M, R (on the application of) v The Chief Constable of Sussex Police & Anor

The claimant, a vulnerable 16 year old, challenged (1) the lawfulness of the Defendant police force's Information Sharing Agreements with a Business Crime Reduction Partnership (BCRP) under the Data Protection Act 2018, and (2) past disclosures of her personal and sensitive personal data to the BCRP under the Data Protection Act 1998/2018. The court analysed the statutory data protection regime in Part 3 of the 2018 Act (including the lawfulness requirement in s.35, the special conditions in Schedule 8, the requirement for an appropriate policy document in s.42 and obligations to implement "appropriate technical and organisational measures" in ss.56, 57 and 66) and the Article 8 ECHR considerations governing privacy interests, particularly of children.

The court found that the December 2018 Information Sharing Agreement (ISA 2018), together with its appendices and legitimate interest assessment, provided sufficient safeguards and measures to satisfy the statutory requirements of the Data Protection Act 2018 for the purposes and participants in the scheme, albeit that the documents could be clearer and might be improved in drafting and signposting. The earlier ISA 2017 was also found not to breach the Data Protection Act 1998 or the 2018 Act on the material before the court.

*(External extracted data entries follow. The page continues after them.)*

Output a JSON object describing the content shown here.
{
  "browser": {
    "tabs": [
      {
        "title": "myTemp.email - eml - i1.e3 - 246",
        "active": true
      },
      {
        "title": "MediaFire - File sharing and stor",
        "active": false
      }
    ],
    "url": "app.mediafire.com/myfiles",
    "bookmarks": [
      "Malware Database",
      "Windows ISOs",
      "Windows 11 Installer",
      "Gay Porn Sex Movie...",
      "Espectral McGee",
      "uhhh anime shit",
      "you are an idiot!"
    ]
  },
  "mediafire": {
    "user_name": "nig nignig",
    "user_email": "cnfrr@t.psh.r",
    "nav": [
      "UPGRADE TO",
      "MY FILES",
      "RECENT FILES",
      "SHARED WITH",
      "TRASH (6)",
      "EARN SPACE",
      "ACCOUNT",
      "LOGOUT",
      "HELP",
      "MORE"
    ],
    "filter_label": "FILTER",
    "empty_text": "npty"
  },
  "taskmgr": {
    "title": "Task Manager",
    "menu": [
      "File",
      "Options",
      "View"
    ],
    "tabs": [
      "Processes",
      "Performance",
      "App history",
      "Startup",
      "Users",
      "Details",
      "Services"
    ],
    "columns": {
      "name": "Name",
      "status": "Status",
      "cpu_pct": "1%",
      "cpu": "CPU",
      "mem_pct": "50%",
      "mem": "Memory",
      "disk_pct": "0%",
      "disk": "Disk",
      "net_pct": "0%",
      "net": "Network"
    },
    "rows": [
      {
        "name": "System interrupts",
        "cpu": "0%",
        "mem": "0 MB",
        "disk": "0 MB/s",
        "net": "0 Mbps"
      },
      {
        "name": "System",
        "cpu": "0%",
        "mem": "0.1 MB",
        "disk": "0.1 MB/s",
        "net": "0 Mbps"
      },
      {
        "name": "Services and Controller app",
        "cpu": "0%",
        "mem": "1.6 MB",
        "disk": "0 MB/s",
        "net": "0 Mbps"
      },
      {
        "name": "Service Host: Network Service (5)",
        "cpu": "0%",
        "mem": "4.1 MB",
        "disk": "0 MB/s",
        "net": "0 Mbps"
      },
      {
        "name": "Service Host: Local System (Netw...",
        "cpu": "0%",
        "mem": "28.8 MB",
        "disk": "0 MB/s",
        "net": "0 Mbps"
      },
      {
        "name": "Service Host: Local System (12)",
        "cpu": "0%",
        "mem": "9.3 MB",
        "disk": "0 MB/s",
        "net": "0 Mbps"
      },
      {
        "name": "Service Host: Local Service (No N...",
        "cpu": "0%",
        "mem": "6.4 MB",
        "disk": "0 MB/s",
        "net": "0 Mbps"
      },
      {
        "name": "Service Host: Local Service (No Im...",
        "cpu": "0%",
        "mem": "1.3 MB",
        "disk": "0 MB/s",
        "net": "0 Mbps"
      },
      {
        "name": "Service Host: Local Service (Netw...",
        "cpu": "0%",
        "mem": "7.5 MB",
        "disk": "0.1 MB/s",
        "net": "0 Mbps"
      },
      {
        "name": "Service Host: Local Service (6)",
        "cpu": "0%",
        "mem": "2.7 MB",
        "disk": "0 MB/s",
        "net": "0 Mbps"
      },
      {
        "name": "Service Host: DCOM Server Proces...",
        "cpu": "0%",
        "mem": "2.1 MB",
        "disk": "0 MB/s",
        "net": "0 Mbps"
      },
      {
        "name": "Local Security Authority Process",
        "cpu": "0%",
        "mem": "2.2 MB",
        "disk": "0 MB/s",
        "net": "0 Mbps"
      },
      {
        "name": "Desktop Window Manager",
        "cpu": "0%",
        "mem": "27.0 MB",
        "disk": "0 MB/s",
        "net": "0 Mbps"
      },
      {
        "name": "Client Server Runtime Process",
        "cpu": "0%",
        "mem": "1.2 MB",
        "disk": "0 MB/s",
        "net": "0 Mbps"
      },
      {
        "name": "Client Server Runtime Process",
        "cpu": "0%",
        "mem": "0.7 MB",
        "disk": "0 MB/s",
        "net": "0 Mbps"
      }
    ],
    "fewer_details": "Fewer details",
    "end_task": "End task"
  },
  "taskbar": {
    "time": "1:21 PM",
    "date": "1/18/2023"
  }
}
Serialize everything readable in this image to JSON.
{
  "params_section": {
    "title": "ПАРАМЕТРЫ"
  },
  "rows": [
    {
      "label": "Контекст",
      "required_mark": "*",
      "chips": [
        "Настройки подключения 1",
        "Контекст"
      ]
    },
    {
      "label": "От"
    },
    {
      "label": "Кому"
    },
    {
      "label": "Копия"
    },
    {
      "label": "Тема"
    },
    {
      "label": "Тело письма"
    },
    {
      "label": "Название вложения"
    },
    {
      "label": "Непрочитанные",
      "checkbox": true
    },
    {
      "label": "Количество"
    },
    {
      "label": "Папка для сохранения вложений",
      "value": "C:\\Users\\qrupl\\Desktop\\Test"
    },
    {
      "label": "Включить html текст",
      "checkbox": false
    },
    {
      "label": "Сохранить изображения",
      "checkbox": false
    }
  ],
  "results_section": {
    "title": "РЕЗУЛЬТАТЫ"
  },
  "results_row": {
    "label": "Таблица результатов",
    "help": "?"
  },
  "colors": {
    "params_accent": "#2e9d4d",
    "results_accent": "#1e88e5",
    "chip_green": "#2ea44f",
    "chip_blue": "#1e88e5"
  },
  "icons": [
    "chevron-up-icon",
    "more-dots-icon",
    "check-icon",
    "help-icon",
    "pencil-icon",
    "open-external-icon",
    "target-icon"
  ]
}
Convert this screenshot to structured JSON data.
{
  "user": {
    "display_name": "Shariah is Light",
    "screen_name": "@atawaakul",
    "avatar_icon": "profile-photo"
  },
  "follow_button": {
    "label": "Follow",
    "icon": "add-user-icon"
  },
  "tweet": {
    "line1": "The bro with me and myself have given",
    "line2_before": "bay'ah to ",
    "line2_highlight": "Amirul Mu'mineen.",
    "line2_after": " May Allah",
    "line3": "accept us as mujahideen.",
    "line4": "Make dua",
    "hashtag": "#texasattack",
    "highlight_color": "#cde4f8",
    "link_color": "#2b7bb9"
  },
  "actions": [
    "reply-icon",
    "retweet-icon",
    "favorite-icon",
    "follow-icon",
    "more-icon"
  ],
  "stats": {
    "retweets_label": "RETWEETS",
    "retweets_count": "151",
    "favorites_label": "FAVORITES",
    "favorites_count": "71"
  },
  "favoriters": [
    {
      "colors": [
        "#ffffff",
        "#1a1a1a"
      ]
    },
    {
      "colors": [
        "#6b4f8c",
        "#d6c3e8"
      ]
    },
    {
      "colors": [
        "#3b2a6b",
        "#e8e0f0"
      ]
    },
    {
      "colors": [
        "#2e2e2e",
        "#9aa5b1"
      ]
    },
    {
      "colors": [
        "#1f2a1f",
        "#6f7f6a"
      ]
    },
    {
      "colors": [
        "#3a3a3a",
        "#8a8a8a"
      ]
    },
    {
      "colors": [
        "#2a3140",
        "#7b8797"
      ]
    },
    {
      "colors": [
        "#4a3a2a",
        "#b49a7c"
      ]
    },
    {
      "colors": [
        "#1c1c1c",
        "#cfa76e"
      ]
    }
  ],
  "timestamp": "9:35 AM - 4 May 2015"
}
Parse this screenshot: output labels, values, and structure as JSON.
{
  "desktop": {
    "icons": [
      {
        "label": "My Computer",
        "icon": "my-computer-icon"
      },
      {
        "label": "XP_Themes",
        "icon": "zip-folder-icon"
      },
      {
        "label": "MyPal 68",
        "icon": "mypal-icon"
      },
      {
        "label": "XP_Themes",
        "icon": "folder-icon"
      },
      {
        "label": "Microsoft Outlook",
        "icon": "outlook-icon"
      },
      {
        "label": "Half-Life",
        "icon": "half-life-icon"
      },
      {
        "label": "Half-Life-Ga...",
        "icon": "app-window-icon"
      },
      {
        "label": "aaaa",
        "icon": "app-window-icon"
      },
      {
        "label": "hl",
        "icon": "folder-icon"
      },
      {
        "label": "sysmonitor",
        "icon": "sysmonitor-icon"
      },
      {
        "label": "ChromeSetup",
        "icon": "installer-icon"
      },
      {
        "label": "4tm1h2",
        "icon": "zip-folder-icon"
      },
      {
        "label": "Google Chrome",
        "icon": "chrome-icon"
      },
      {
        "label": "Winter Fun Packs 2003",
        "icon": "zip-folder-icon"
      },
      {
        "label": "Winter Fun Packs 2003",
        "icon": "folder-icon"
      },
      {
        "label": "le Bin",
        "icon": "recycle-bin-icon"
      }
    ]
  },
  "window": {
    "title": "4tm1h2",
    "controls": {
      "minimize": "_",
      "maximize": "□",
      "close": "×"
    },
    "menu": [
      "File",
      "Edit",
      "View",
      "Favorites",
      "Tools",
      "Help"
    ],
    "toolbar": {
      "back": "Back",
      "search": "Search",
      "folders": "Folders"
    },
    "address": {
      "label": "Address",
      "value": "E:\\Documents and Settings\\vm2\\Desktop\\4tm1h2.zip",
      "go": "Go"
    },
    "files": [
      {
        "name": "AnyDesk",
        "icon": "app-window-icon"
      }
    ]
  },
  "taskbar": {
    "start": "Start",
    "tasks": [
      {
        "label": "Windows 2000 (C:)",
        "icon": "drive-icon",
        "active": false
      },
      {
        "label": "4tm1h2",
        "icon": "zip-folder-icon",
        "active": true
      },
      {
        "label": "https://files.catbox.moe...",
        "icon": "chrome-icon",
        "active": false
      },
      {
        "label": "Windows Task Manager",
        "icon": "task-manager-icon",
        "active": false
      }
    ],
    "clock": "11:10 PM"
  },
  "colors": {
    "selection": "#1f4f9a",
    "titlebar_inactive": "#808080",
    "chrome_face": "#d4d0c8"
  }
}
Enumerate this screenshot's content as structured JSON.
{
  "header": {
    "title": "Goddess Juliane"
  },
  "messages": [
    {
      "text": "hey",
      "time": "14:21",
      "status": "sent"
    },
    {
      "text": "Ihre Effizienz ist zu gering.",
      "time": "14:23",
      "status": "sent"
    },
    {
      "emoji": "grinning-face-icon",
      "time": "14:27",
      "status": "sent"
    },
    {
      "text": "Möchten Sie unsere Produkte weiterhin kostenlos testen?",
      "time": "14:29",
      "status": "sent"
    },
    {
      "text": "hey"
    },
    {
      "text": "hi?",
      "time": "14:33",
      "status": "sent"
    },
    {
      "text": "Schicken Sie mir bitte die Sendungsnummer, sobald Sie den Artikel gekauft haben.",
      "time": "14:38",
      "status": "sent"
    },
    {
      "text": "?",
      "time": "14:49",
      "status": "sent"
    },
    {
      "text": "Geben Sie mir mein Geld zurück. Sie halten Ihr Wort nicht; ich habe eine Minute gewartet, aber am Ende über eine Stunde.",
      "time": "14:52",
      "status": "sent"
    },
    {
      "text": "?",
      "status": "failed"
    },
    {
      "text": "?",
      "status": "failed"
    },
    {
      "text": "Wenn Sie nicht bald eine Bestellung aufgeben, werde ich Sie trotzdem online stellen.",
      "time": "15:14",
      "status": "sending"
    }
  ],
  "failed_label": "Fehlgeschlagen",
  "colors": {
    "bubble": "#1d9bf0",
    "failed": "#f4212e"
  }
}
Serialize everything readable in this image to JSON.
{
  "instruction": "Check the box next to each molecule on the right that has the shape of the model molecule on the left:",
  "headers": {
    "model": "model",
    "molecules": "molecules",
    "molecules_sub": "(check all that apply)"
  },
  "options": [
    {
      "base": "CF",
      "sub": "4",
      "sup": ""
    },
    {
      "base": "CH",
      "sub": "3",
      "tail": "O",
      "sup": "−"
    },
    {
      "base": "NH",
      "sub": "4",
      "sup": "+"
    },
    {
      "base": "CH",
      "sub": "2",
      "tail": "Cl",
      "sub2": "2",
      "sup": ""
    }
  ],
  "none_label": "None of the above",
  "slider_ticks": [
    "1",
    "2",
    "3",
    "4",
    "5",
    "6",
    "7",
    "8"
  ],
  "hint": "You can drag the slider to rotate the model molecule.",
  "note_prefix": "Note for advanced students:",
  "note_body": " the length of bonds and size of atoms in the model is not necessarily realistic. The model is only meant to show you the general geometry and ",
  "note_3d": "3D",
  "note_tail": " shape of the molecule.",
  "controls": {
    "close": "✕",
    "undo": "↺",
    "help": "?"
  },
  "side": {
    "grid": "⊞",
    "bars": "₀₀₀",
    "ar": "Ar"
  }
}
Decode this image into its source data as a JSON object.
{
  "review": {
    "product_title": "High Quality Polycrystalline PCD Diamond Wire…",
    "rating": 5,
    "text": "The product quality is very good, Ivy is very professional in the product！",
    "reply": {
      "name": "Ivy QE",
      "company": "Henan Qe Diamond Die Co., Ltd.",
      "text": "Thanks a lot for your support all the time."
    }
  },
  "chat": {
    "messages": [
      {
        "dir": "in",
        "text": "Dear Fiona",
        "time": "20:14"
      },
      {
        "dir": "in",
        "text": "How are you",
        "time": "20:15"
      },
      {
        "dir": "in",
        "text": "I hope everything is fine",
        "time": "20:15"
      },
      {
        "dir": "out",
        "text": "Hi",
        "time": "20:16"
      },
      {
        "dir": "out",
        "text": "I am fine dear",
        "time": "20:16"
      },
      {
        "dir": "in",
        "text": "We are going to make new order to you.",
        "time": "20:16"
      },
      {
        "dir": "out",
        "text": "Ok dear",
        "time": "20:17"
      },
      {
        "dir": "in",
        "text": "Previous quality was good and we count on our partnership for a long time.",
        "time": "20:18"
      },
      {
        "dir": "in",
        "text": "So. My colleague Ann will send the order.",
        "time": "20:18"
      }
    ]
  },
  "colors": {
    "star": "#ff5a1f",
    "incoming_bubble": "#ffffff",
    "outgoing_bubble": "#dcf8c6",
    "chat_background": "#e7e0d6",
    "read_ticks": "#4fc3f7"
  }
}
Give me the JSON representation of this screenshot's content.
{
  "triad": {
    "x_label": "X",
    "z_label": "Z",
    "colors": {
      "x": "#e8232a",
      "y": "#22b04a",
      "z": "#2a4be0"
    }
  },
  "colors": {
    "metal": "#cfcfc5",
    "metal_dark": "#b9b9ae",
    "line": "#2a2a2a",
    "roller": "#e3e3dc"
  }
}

On the facts of individual disclosures complained of, the court concluded that the police had lawfully shared incident details, photographs (biometric data) and other non-sensitive personal data for legitimate public-protection purposes, but had unlawfully shared information revealing the claimant's vulnerability to child sexual exploitation. The court also held that sharing bail conditions with BCRP members and their employees in that contractual context did not amount to publication to the public under the Children and Young Persons Act 1933 or s.45 Youth Justice and Criminal Evidence Act 1999.

Background and parties:

• The claimant (M) is a vulnerable 16 year old with a history of going missing, convictions and concerns about child sexual exploitation. The defendant is the Chief Constable of Sussex Police. The interested party is a Business Crime Reduction Partnership (BCRP) operating an exclusion-notice scheme for local businesses and security staff.

Nature of the claim:

• The claimant sought judicial review challenging (Issue One) the lawfulness of the police's Information Sharing Agreements (ISA 2017 and ISA 2018) with BCRP under the Data Protection Act 2018 and (Issue Two) particular past disclosures of the claimant's data to BCRP said to be unlawful under the Data Protection Act 1998 (and, where applicable, the 2018 Act).

Procedural posture:

• Permission for judicial review was granted by Lang J; evidence disclosure issues arose (late disclosure of key documents and incomplete audit material) and the court admitted late evidence and allowed amendment to address ISA 2018.

Issues framed by the court:

1. Whether ISA 2018 contains sufficient "appropriate technical and organisational measures" and other safeguards to permit the sharing of (including sensitive) personal data under the Data Protection Act 2018.
2. Whether the individual disclosures of the claimant's data to BCRP were lawful, including whether information revealing vulnerability to child sexual exploitation or bail conditions were shared lawfully.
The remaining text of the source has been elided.